Kendaraan listrik tetap diperhitungkan dalam urutan kepemilikan kendaraan untuk menentukan tarif pajak progresif. Artinya, jika Anda memiliki dua mobil atau lebih, termasuk mobil listrik, maka Anda akan dikenakan pajak progresif yang lebih tinggi.

Untuk menentukan tarif pajak progresif, pemerintah menggunakan sistem urutan kepemilikan kendaraan. Jika Anda memiliki satu mobil, maka Anda akan dikenakan pajak standar. Namun, jika Anda memiliki dua mobil atau lebih, maka Anda akan dikenakan pajak progresif yang lebih tinggi.

Contohnya, jika Anda memiliki dua mobil, termasuk satu mobil listrik, maka Anda akan dikenakan pajak progresif sebesar 2% dari nilai jual mobil. Jika Anda memiliki tiga mobil atau lebih, maka pajak progresif akan meningkat menjadi 3% dari nilai jual mobil.

Perlu diingat bahwa pajak progresif ini hanya berlaku untuk kendaraan bermotor yang digunakan untuk keperluan pribadi. Jika Anda menggunakan kendaraan listrik untuk keperluan bisnis, maka pajak progresif ini tidak berlaku.

Untuk menghindari pajak progresif yang tinggi, Anda dapat mempertimbangkan untuk menjual salah satu mobil Anda atau menggunakan kendaraan listrik untuk keperluan bisnis. Namun, perlu diingat bahwa pajak progresif ini bertujuan untuk mengurangi jumlah kendaraan bermotor di jalan dan meningkatkan pendapatan negara.
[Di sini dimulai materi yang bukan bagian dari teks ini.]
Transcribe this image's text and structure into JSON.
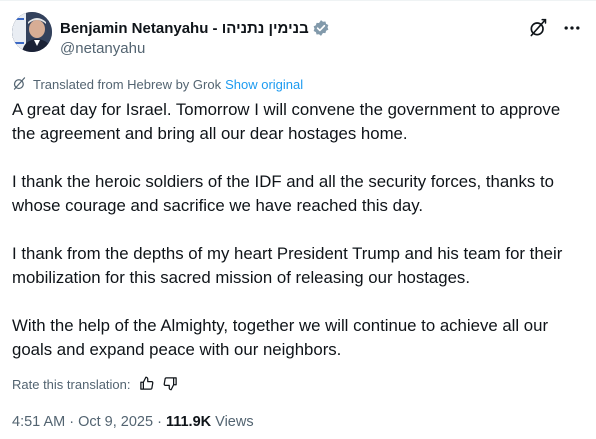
{
  "author": {
    "display_name": "Benjamin Netanyahu - בנימין נתניהו",
    "handle": "@netanyahu",
    "verified_icon": "verified-badge-icon"
  },
  "translation": {
    "label": "Translated from Hebrew by Grok",
    "show_original": "Show original"
  },
  "post": {
    "paragraphs": [
      "A great day for Israel. Tomorrow I will convene the government to approve the agreement and bring all our dear hostages home.",
      "I thank the heroic soldiers of the IDF and all the security forces, thanks to whose courage and sacrifice we have reached this day.",
      "I thank from the depths of my heart President Trump and his team for their mobilization for this sacred mission of releasing our hostages.",
      "With the help of the Almighty, together we will continue to achieve all our goals and expand peace with our neighbors."
    ]
  },
  "rate": {
    "label": "Rate this translation:"
  },
  "meta": {
    "time": "4:51 AM",
    "separator": " · ",
    "date": "Oct 9, 2025",
    "views_count": "111.9K",
    "views_label": "Views"
  },
  "colors": {
    "text": "#0f1419",
    "secondary": "#536471",
    "link": "#1d9bf0",
    "verified": "#829aab"
  }
}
Dalam beberapa tahun terakhir, kendaraan listrik telah menjadi semakin populer di Indonesia. Dengan kebijakan pajak progresif ini, diharapkan dapat mengurangi jumlah kendaraan bermotor di jalan dan meningkatkan pendapatan negara.
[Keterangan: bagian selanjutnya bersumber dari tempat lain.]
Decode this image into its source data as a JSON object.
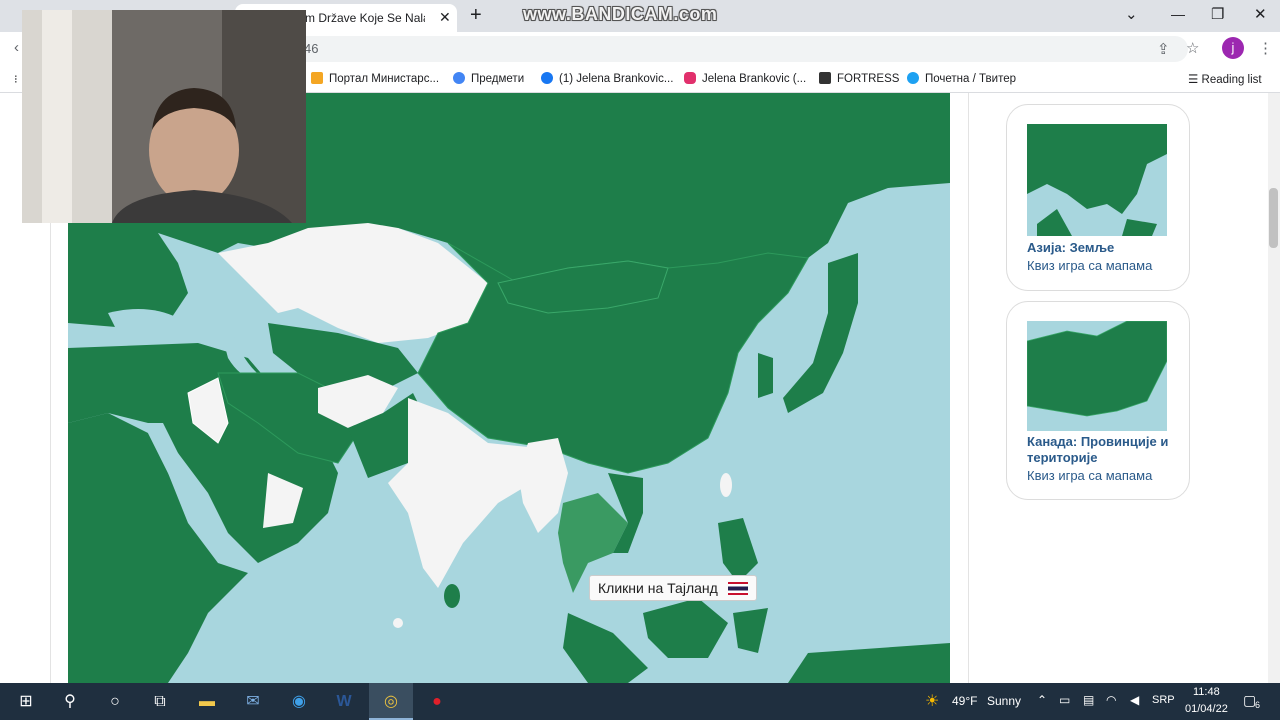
{
  "browser": {
    "tab_title": "m Države Koje Se Nalaze",
    "new_tab": "+",
    "url_fragment": "46",
    "profile_initial": "j",
    "watermark": "www.BANDICAM.com",
    "window_controls": {
      "minimize": "⌄",
      "restore": "❐",
      "close": "✕"
    }
  },
  "bookmarks": [
    {
      "label": "Портал Министарс...",
      "color": "#f4a623"
    },
    {
      "label": "Предмети",
      "color": "#4285f4"
    },
    {
      "label": "(1) Jelena Brankovic...",
      "color": "#1877f2"
    },
    {
      "label": "Jelena Brankovic (...",
      "color": "#e1306c"
    },
    {
      "label": "FORTRESS",
      "color": "#333333"
    },
    {
      "label": "Почетна / Твитер",
      "color": "#1da1f2"
    }
  ],
  "reading_list": "Reading list",
  "map": {
    "prompt": "Кликни на Тајланд",
    "colors": {
      "sea": "#a8d6de",
      "land": "#1e7e4a",
      "unanswered": "#f4f4f4",
      "highlight": "#3a9a62"
    }
  },
  "cards": [
    {
      "title": "Азија: Земље",
      "subtitle": "Квиз игра са мапама"
    },
    {
      "title": "Канада: Провинције и територије",
      "subtitle": "Квиз игра са мапама"
    }
  ],
  "taskbar": {
    "weather_temp": "49°F",
    "weather_text": "Sunny",
    "language": "SRP",
    "time": "11:48",
    "date": "01/04/22",
    "notifications": "6"
  }
}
Bagi pemilik kendaraan listrik, perlu memahami bagaimana pajak progresif ini bekerja dan bagaimana cara menghindari pajak progresif yang tinggi. Dengan demikian, Anda dapat membuat keputusan yang tepat dalam memilih kendaraan listrik yang sesuai dengan kebutuhan Anda.